優勝戦組は、とにかくゆったりとした動き出しである。それぞれのボートにモーターは装着されているが、水面に出ていく様子はない。昨日、篠崎元志が言っていたが、今節は12R頃に気温が下がり、日中との差が大きくなっている。篠崎は「明日はサバ読んで調整しなければ」と語っており、いずれにしても早い時間からの調整は必要ない。これは同時に、優勝戦メンバーは機力に不安がないということであり、リラックスして過ごすのが最適ということだろう。

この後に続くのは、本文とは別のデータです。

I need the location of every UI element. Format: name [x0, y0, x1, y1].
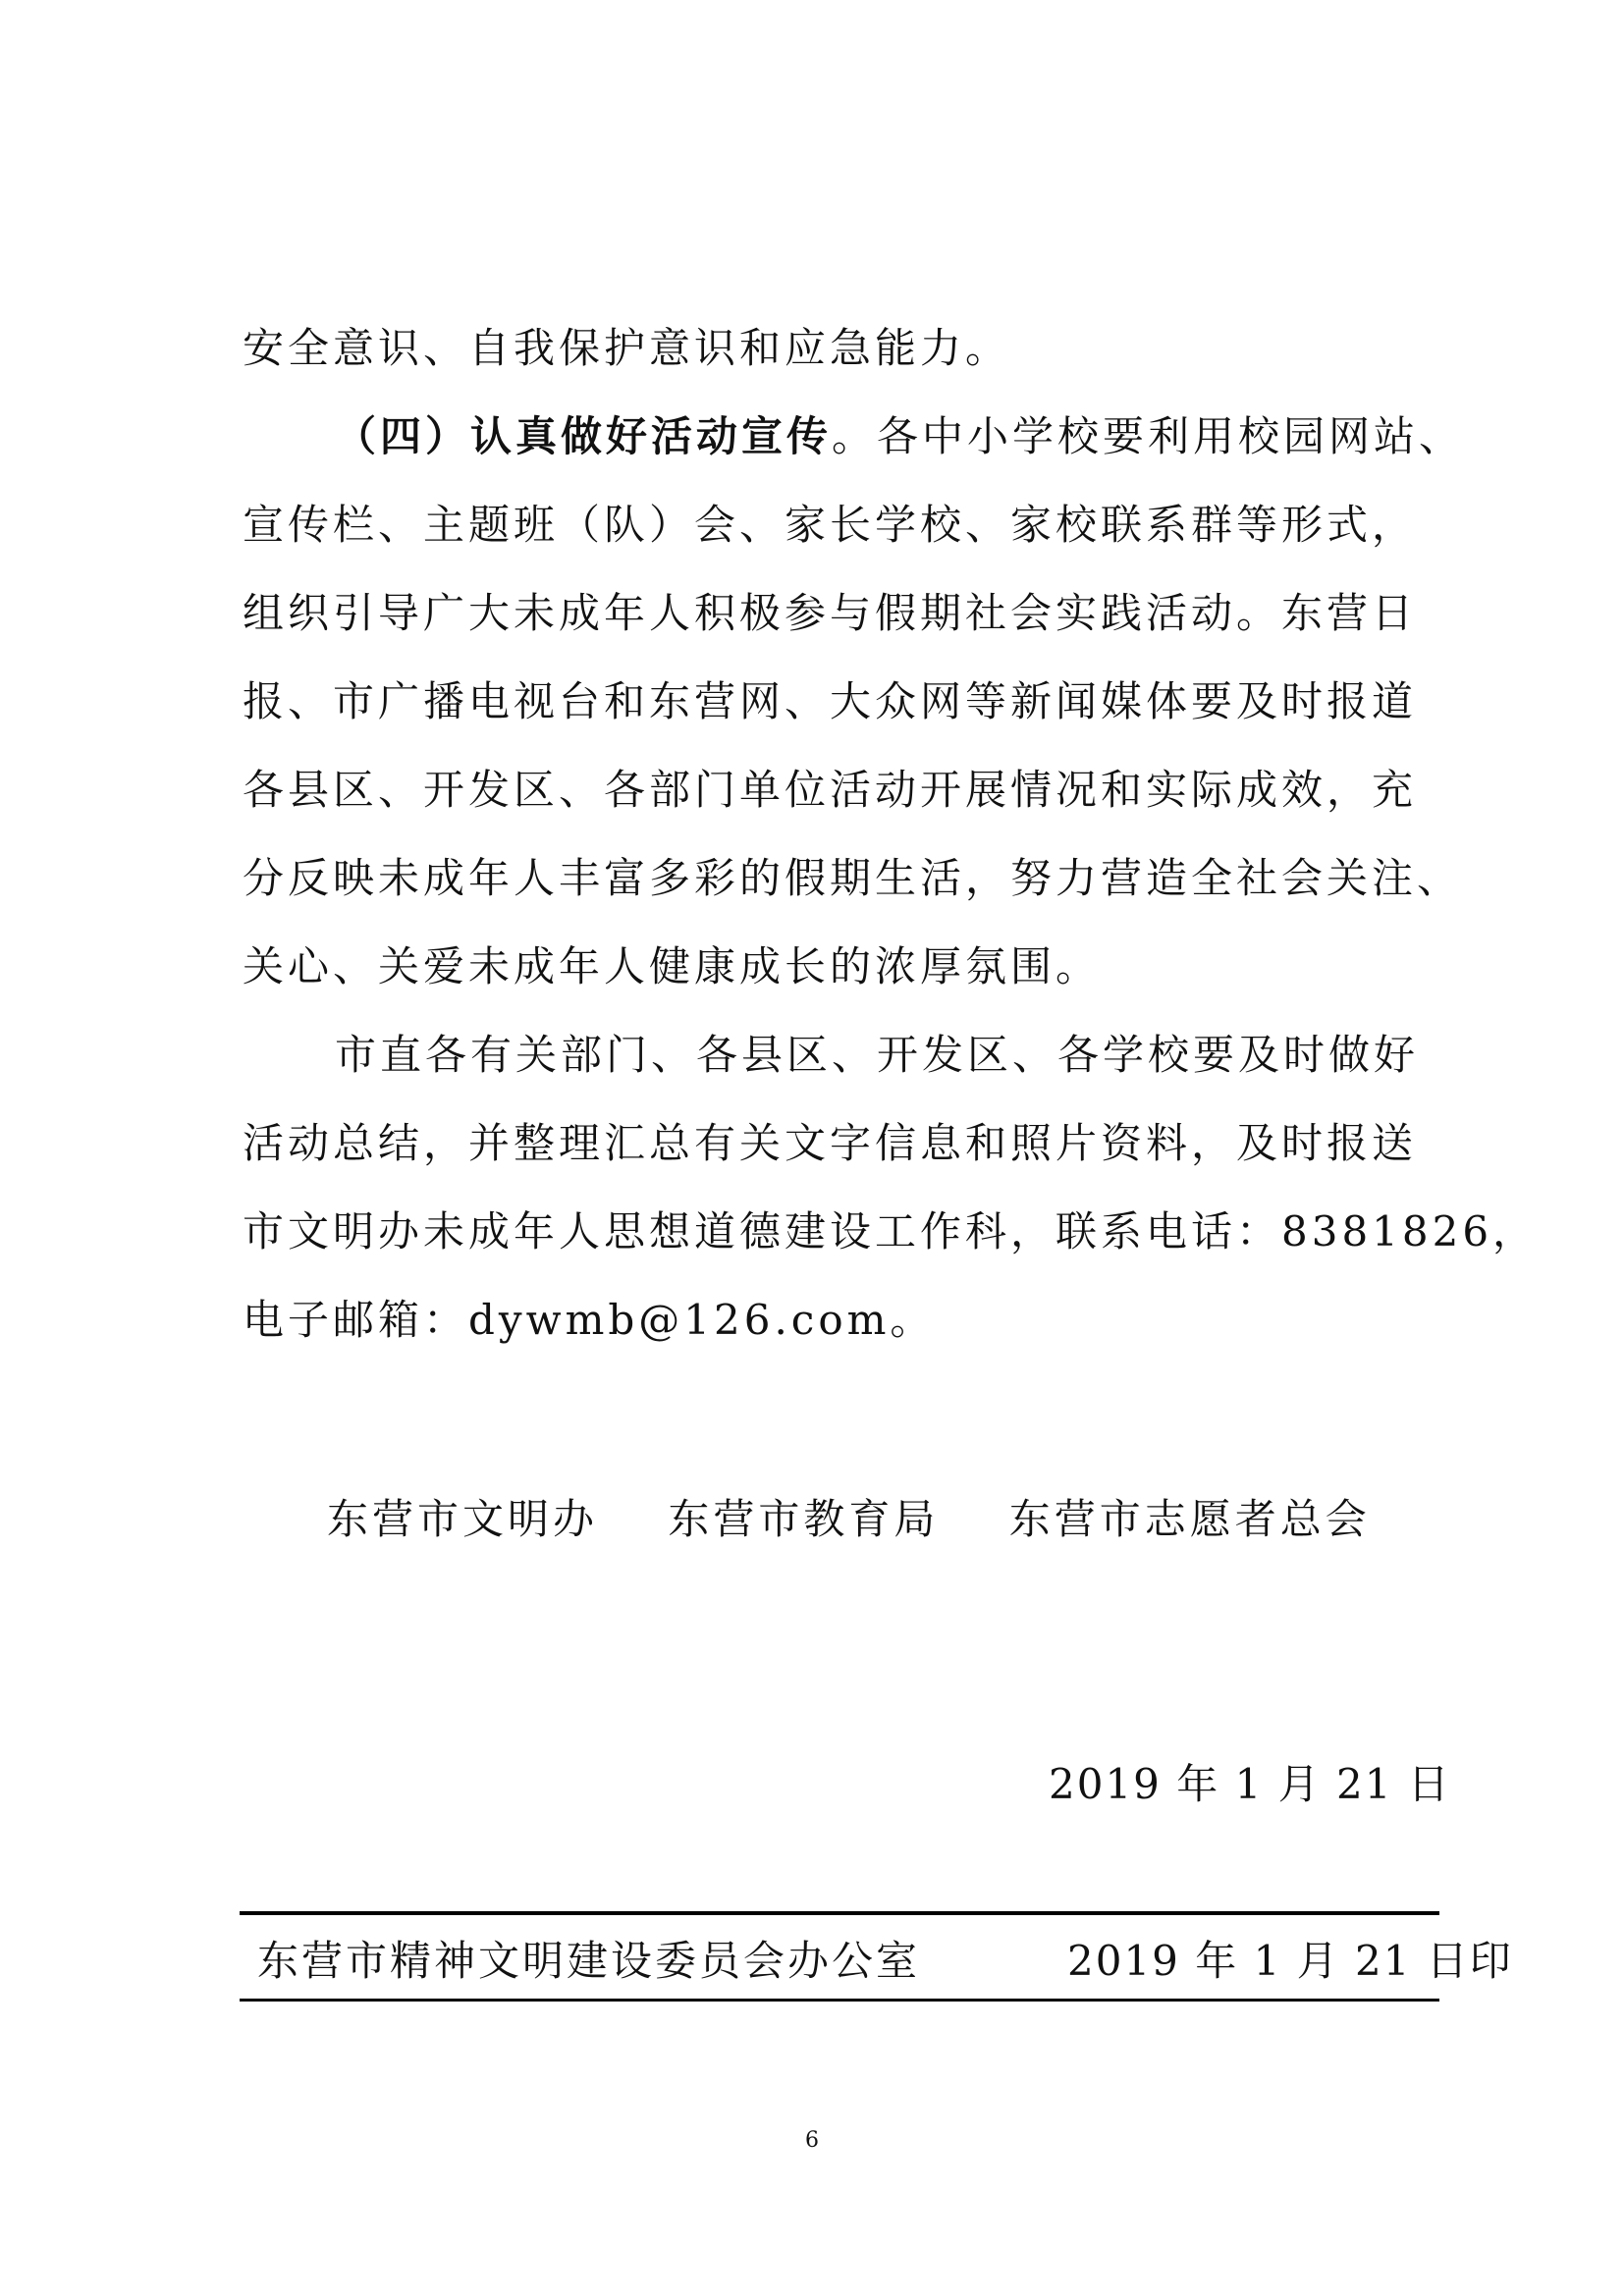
signature-education-bureau: 东营市教育局: [668, 1495, 940, 1543]
section-4-first-line: [243, 393, 1465, 481]
section-4-heading: （四）认真做好活动宣传: [335, 412, 833, 460]
signature-civilization-office: 东营市文明办: [327, 1495, 599, 1543]
section-4-text: 。各中小学校要利用校园网站、: [832, 412, 1465, 460]
paragraph-line: 宣传栏、主题班（队）会、家长学校、家校联系群等形式，: [243, 501, 1418, 549]
signature-block: [327, 1487, 1424, 1546]
signature-volunteer-association: 东营市志愿者总会: [1008, 1495, 1371, 1543]
footer-issuer: 东营市精神文明建设委员会办公室: [257, 1937, 921, 1985]
footer-bottom-rule: [240, 1999, 1439, 2002]
paragraph-line: 电子邮箱：dywmb@126.com。: [243, 1296, 936, 1344]
paragraph-line: 组织引导广大未成年人积极参与假期社会实践活动。东营日: [243, 589, 1418, 637]
body-text: [243, 304, 1539, 1364]
paragraph-line: 市文明办未成年人思想道德建设工作科，联系电话：8381826，: [243, 1207, 1539, 1255]
footer-top-rule: [240, 1911, 1439, 1915]
paragraph-line: 活动总结，并整理汇总有关文字信息和照片资料，及时报送: [243, 1119, 1418, 1167]
paragraph-line: 市直各有关部门、各县区、开发区、各学校要及时做好: [335, 1031, 1420, 1079]
paragraph-line: 安全意识、自我保护意识和应急能力。: [243, 324, 1011, 372]
paragraph-line: 各县区、开发区、各部门单位活动开展情况和实际成效，充: [243, 766, 1418, 814]
footer-print-date: 2019 年 1 月 21 日印: [1067, 1937, 1513, 1985]
paragraph-line: 报、市广播电视台和东营网、大众网等新闻媒体要及时报道: [243, 677, 1418, 725]
paragraph-line: 关心、关爱未成年人健康成长的浓厚氛围。: [243, 942, 1102, 990]
document-date: 2019 年 1 月 21 日: [1049, 1760, 1451, 1808]
paragraph-line: 分反映未成年人丰富多彩的假期生活，努力营造全社会关注、: [243, 854, 1463, 902]
page-number: 6: [805, 2128, 819, 2153]
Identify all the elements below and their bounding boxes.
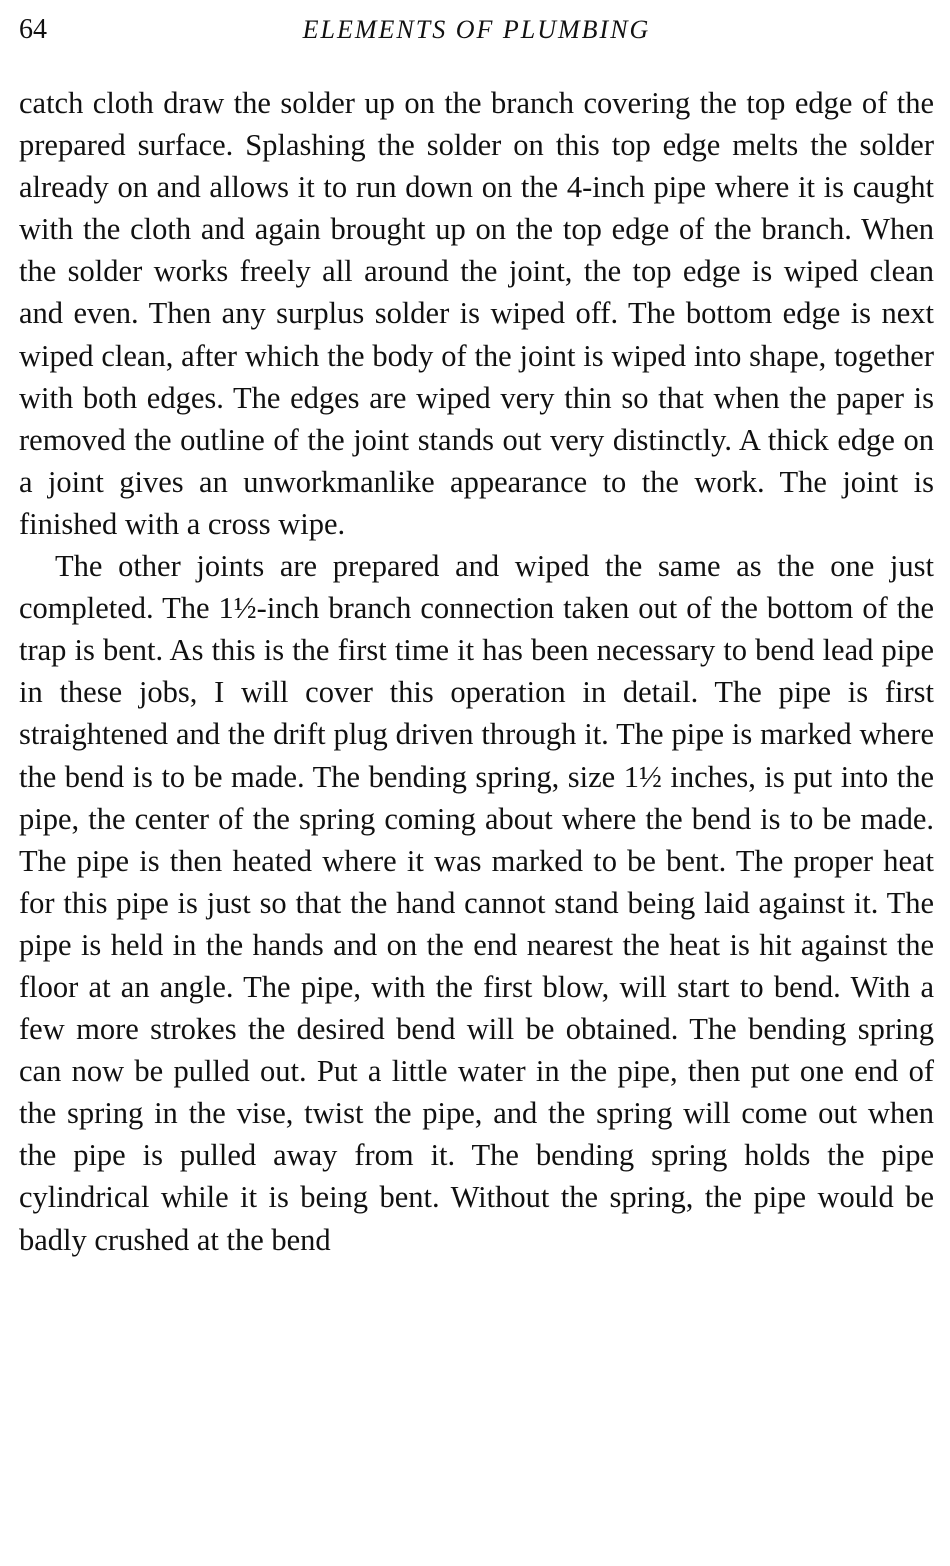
paragraph-continued: catch cloth draw the solder up on the branch covering the top edge of the prepared surface. Splashing the solder on this top edge melts the solder already on and allows it to run down on the 4-inch pipe where it is caught with the cloth and again brought up on the top edge of the branch. When the solder works freely all around the joint, the top edge is wiped clean and even. Then any surplus solder is wiped off. The bottom edge is next wiped clean, after which the body of the joint is wiped into shape, together with both edges. The edges are wiped very thin so that when the paper is removed the outline of the joint stands out very distinctly. A thick edge on a joint gives an unworkmanlike appearance to the work. The joint is finished with a cross wipe. (19, 86, 934, 541)
body-text (19, 82, 934, 1261)
running-title: ELEMENTS OF PLUMBING (302, 15, 651, 44)
paragraph-bending-pipe: The other joints are prepared and wiped the same as the one just completed. The 1½-inch branch connection taken out of the bottom of the trap is bent. As this is the first time it has been necessary to bend lead pipe in these jobs, I will cover this operation in detail. The pipe is first straightened and the drift plug driven through it. The pipe is marked where the bend is to be made. The bending spring, size 1½ inches, is put into the pipe, the center of the spring coming about where the bend is to be made. The pipe is then heated where it was marked to be bent. The proper heat for this pipe is just so that the hand cannot stand being laid against it. The pipe is held in the hands and on the end nearest the heat is hit against the floor at an angle. The pipe, with the first blow, will start to bend. With a few more strokes the desired bend will be obtained. The bending spring can now be pulled out. Put a little water in the pipe, then put one end of the spring in the vise, twist the pipe, and the spring will come out when the pipe is pulled away from it. The bending spring holds the pipe cylindrical while it is being bent. Without the spring, the pipe would be badly crushed at the bend (19, 549, 934, 1257)
page-number: 64 (19, 14, 47, 45)
running-head (19, 0, 934, 60)
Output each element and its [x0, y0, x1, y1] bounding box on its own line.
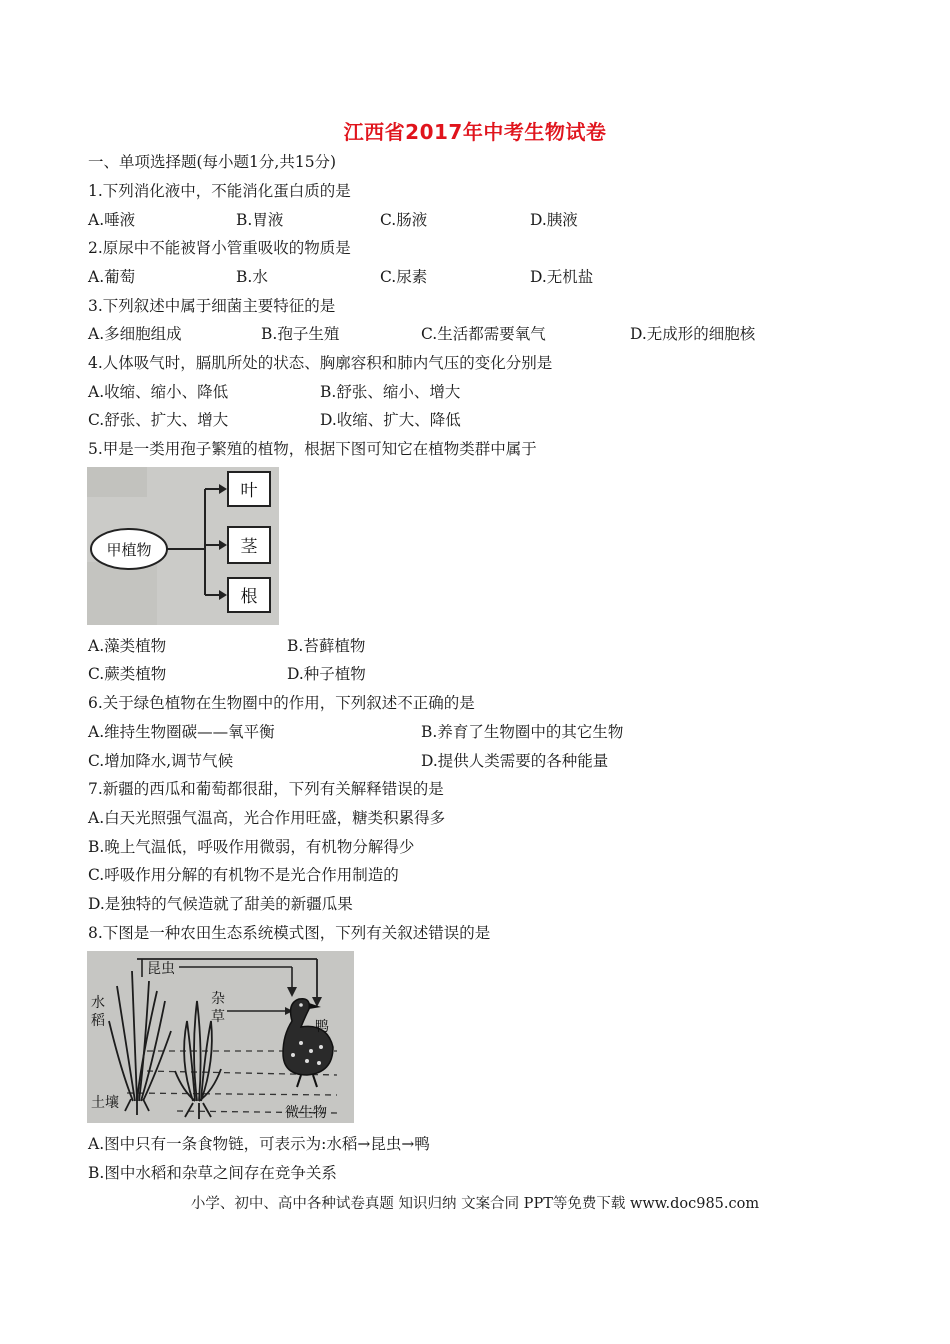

よく見ると、岡崎のモーターとハンドルをつなぐワイヤーがつながれていない。正確に言うと、岡崎はモーターをボートに乗っけただけで、まだ装着もされていないのだ。岡崎らしいな、と思う。優勝戦の日の岡崎はいつもこんな具合だ。昔は、モーターを乗っけるのもかなり遅かった。あの2010年オールスターの優勝戦の日も、そうだったのだ。つまり、Vモードである。
装着場でずーっと姿を見たのは宮地元輝。彼だけは、ほかのメンバーと行動が違った。ボートに乗り込み、ハンドルを何度も切って感触を確認するなど、丁寧な装着作業を延々と行なっていたのだ。そこに、JLC解説者の納富英昭さんが歩み寄る。二人はやまと学校時代の恩師と教え子。納富さんは実技教官として、今節出場している多くの選手を育てた。宮地もその一人で、しかも佐賀支部の先輩後輩でもある。取材だったのか、それとも“同窓会”だったのか、あるいは先輩からのアドバイスが授けられていたのか。納富さんが去ったあとは、宮地はハンドルに背をもたれかけて、ソファにでも腰かけているような態勢になった。そのまま動かず、装着場の天井を見つめている。精神統一か、それともボートと自分を一体化させようとしているのか。宮地は相当に長い時間、ボートの上で過ごしていたことになる。
1Rのエンジン吊りには、西山貴浩と丹下将が語らいながらあらわれている。97期の同期生。まあ今さら丹下が同期を激励しているとは思えないが、ともに行動すること自体が、エールを送っていることにはなるだろう。やはり同期の存在は心強い。
その後は、西山、岡崎、篠崎の優勝戦トリオで、時に笑いながら、時にはしゃぎながら、エンジン吊りに参加している。西山は水面際でしゃがんでいる篠崎を落とすふりをしてみたり。とにかくリラックスしたムードだ。
同期と絡んでいたのは、松田祐季も同様。こちらは98期生で、寄り添うのは同じ近畿地区の西村拓也だ。2R後には、そのレースに出ていた船岡洋一郎とカポック脱ぎ場の前で笑い合うシーンもあった。船岡も同期。やはり大一番の日は、いつも以上に同期の絡みとか、よく目にしますね。ちなみに、少しだけ松田と言葉を交わしたが、昨日と同様、プレッシャーを感じているふうはなかった。飄々とした笑顔は、なんとも爽やかだった。
では、渡邉和将は同期=103期生と絡んでいたかというと、こちらは茅原悠紀である。渡邉は朝からペラ室にいたようで、そこには茅原もいた。二人並んでペラを叩いていた、あるいは茅原のアドバイスを受けていたということだ。同期も心強いが、強くてたまらない先輩もまた、めちゃくちゃ心強い。渡邉も心にパワーを得て、優勝戦に臨むはずだ。